Он знал: отсюда по двум тонким нитям путей уходит дорога в какую-то иную жизнь. Оттуда, из этой жизни, приходят поезда, пахнущие теплом и летом, красным апортом и желтыми мандаринами, поезда, в которых, как рассказывала мама, зеркала во всю дверь и настоящие ковровые дорожки, и в которых едут вежливые военные и красивые барышни, и еще много всяких других людей, кому Фарид отказал бы в таком праве. Как и подобает человеку, занятому делом, проходя мимо прибывшего состава, он не стал глазеть на торги у вагонов, хотя слышал воркотню толстых пассажирок в тяжелых шубах, накинутых на яркие китайские халаты:
— Какой узор! Какая изящная кайма!
— А пушится, а пушится-то как!
Как мудрец среди шаловливых детей, Фарид улыбался и беззлобно думал: «Пушится? Да как же ей не пушиться?»
Он-то знал, как немыслимо долог путь до того момента, когда шаль могла оказаться на чьих-то зябнущих плечах.
Он словно воочию видел своих сверстников в казахских аулах, выхаживающих маленьких шаловливых козлят, видел чабанов, изо дня в день, из года в год, в стужу и в зной кочующих со стадами в скудных степях, продуваемых летом и зимой злыми ветрами. Видел он быстрых и умелых, как мама, женщин, счесывающих по осени пух. Знал не понаслышке, сколько тепла человеческих рук — детских, женских и суровых мужских — вложено в красавицу-шаль, знал, сколько слез пролито над ней в холодных кошарах и в тени керосиновых ламп, и не удивлялся восторженным восклицаниям покупательниц.
Пережидая, пока женщины перетащат на носилках шлак после ташкентского скорого, Фарид с высоты отвала впервые оглядывал лежавший внизу Мартук. Вдали виднелась крытая шифером школа, а рядом под ярко-зеленым железом — сельсовет с обвисшим флагом, остальные дома можно было различить лишь по тонким струйкам дыма, тянувшимся, казалось, прямо из-под снега. Далеко вдоль путей высился похожий на одногорбого верблюда элеватор.
На потемневшем цинке обшивки прямо на горбу криво и некрасиво было написано: «1927 год». Заслонив элеватор облаками пара, пронесся скорый на Москву. Когда облако рассеялось, Фарид увидел, как путейцы поставили на рельсы мадерон и стали грузить свой тяжелый инструмент: ломы, кирки, молотки, кувалды.
Фарид всегда невольно отличал путейцев от всех других людей. Может, оттого, что пока он знал одну-единственную профессию, которая не зависела ни от времени года, ни от погоды, ни от сельсовета, да и ни от кого-либо еще.

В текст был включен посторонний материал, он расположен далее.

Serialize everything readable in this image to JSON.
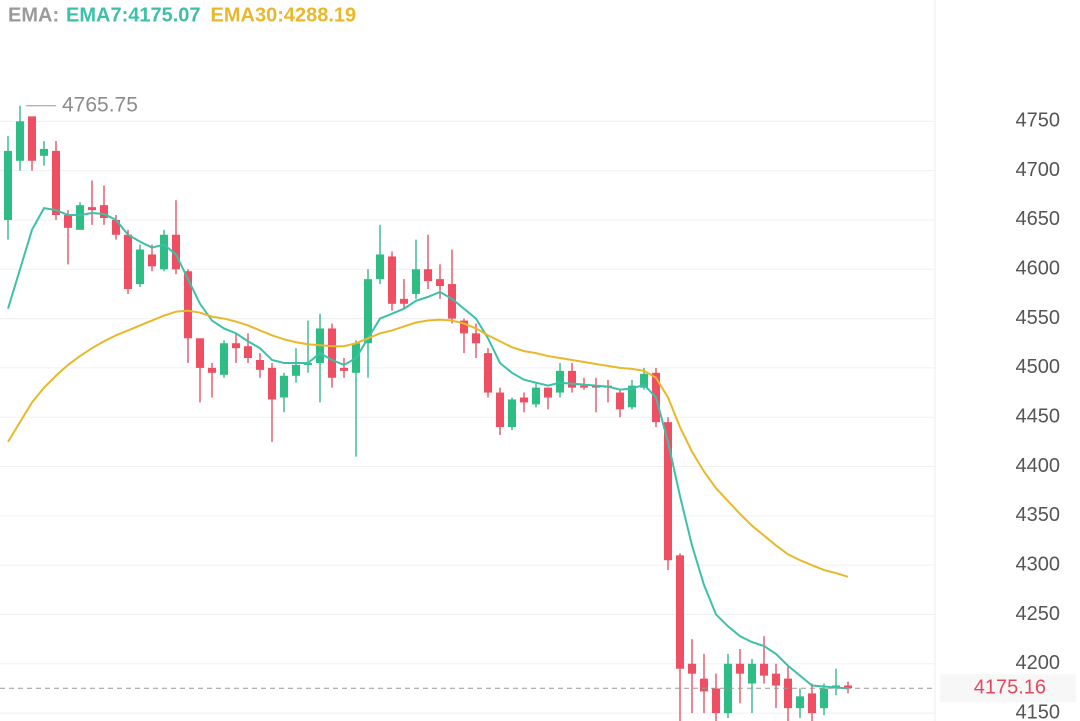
{
  "chart_data": {
    "type": "candlestick",
    "legend": {
      "prefix": "EMA:",
      "items": [
        "EMA7:4175.07",
        "EMA30:4288.19"
      ]
    },
    "up_color": "#2ebd85",
    "down_color": "#ef4f62",
    "ylim": [
      4142,
      4873
    ],
    "yticks": [
      4150,
      4200,
      4250,
      4300,
      4350,
      4400,
      4450,
      4500,
      4550,
      4600,
      4650,
      4700,
      4750
    ],
    "grid": true,
    "max_label": 4765.75,
    "last_price": 4175.16,
    "last_price_color": "#e5485d",
    "open": [
      4650,
      4710,
      4755,
      4715,
      4720,
      4655,
      4640,
      4663,
      4665,
      4650,
      4635,
      4585,
      4615,
      4600,
      4635,
      4598,
      4530,
      4500,
      4493,
      4525,
      4522,
      4508,
      4500,
      4470,
      4492,
      4503,
      4505,
      4540,
      4500,
      4495,
      4525,
      4590,
      4613,
      4570,
      4575,
      4600,
      4590,
      4585,
      4548,
      4535,
      4515,
      4475,
      4440,
      4470,
      4463,
      4480,
      4475,
      4497,
      4482,
      4482,
      4482,
      4475,
      4460,
      4480,
      4495,
      4445,
      4310,
      4200,
      4185,
      4175,
      4150,
      4200,
      4180,
      4200,
      4190,
      4185,
      4155,
      4170,
      4155,
      4175,
      4178
    ],
    "high": [
      4735,
      4765.75,
      4755,
      4730,
      4730,
      4660,
      4668,
      4690,
      4685,
      4655,
      4640,
      4625,
      4625,
      4640,
      4670,
      4600,
      4530,
      4505,
      4528,
      4535,
      4535,
      4515,
      4505,
      4495,
      4520,
      4548,
      4555,
      4545,
      4510,
      4528,
      4600,
      4645,
      4618,
      4590,
      4630,
      4635,
      4605,
      4620,
      4550,
      4545,
      4520,
      4480,
      4470,
      4475,
      4485,
      4480,
      4505,
      4505,
      4490,
      4490,
      4488,
      4478,
      4488,
      4500,
      4500,
      4450,
      4312,
      4225,
      4210,
      4190,
      4210,
      4215,
      4205,
      4228,
      4200,
      4198,
      4175,
      4180,
      4180,
      4195,
      4182
    ],
    "low": [
      4630,
      4700,
      4700,
      4705,
      4650,
      4605,
      4640,
      4645,
      4645,
      4630,
      4575,
      4582,
      4598,
      4598,
      4595,
      4505,
      4465,
      4470,
      4490,
      4505,
      4505,
      4490,
      4425,
      4455,
      4485,
      4495,
      4465,
      4480,
      4490,
      4410,
      4490,
      4585,
      4558,
      4560,
      4570,
      4580,
      4570,
      4545,
      4515,
      4510,
      4470,
      4432,
      4437,
      4455,
      4460,
      4458,
      4470,
      4475,
      4478,
      4455,
      4465,
      4450,
      4458,
      4478,
      4440,
      4295,
      4135,
      4150,
      4150,
      4140,
      4145,
      4160,
      4150,
      4180,
      4155,
      4142,
      4145,
      4142,
      4148,
      4168,
      4170
    ],
    "close": [
      4720,
      4750,
      4710,
      4722,
      4655,
      4642,
      4665,
      4660,
      4652,
      4635,
      4580,
      4620,
      4603,
      4635,
      4600,
      4530,
      4500,
      4495,
      4525,
      4520,
      4510,
      4498,
      4468,
      4492,
      4503,
      4505,
      4540,
      4490,
      4497,
      4525,
      4590,
      4615,
      4565,
      4565,
      4600,
      4588,
      4583,
      4550,
      4535,
      4525,
      4475,
      4440,
      4468,
      4465,
      4480,
      4470,
      4497,
      4480,
      4480,
      4480,
      4480,
      4458,
      4482,
      4494,
      4445,
      4305,
      4195,
      4190,
      4172,
      4150,
      4200,
      4190,
      4200,
      4188,
      4178,
      4155,
      4167,
      4150,
      4175,
      4178,
      4175.16
    ],
    "series": [
      {
        "name": "EMA7",
        "color": "#3cc1a8",
        "values": [
          4560,
          4600,
          4640,
          4662,
          4660,
          4655,
          4655,
          4657,
          4656,
          4650,
          4635,
          4628,
          4622,
          4625,
          4615,
          4590,
          4565,
          4548,
          4540,
          4535,
          4527,
          4520,
          4508,
          4505,
          4505,
          4505,
          4515,
          4508,
          4503,
          4510,
          4530,
          4550,
          4555,
          4560,
          4568,
          4572,
          4577,
          4570,
          4560,
          4550,
          4530,
          4505,
          4495,
          4488,
          4485,
          4482,
          4485,
          4484,
          4483,
          4482,
          4481,
          4478,
          4479,
          4483,
          4470,
          4425,
          4370,
          4320,
          4280,
          4250,
          4238,
          4228,
          4222,
          4218,
          4210,
          4198,
          4188,
          4178,
          4177,
          4176,
          4175.07
        ]
      },
      {
        "name": "EMA30",
        "color": "#e9b82a",
        "values": [
          4425,
          4445,
          4465,
          4480,
          4492,
          4503,
          4512,
          4520,
          4527,
          4533,
          4538,
          4543,
          4548,
          4553,
          4557,
          4558,
          4556,
          4552,
          4550,
          4547,
          4543,
          4538,
          4533,
          4529,
          4526,
          4524,
          4523,
          4522,
          4522,
          4525,
          4530,
          4535,
          4538,
          4542,
          4546,
          4548,
          4549,
          4548,
          4545,
          4540,
          4533,
          4527,
          4521,
          4517,
          4515,
          4512,
          4510,
          4508,
          4506,
          4504,
          4502,
          4500,
          4499,
          4497,
          4490,
          4470,
          4440,
          4415,
          4395,
          4378,
          4365,
          4352,
          4340,
          4330,
          4320,
          4311,
          4305,
          4300,
          4295,
          4292,
          4288.19
        ]
      }
    ]
  }
}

Сколько Фарид себя помнил, столько и знал он каждого путейца Мартука в лицо, и всегда у них была работа, а значит — аванс и получка. А еще он знал, что им положен настоящий уголь и они могут выписывать старые шпалы, а из них ставить добротные теплые сараи. А главное — и это казалось уж совсем волшебством, — каждому ежегодно полагался бесплатный билет в любой конец Советского Союза — и обратно, конечно. В любую окраину! Перед Фаридом при этом всегда оживал старенький школьный глобус.
«Вырасту и стану путейцем», — глядя вслед удалявшемуся на перегон мадерону[1], подумал мальчик и улыбнулся.
Ташкент,
декабрь 1971
Мадерон — тележка для перевозки тяжелых инструментов путейцев.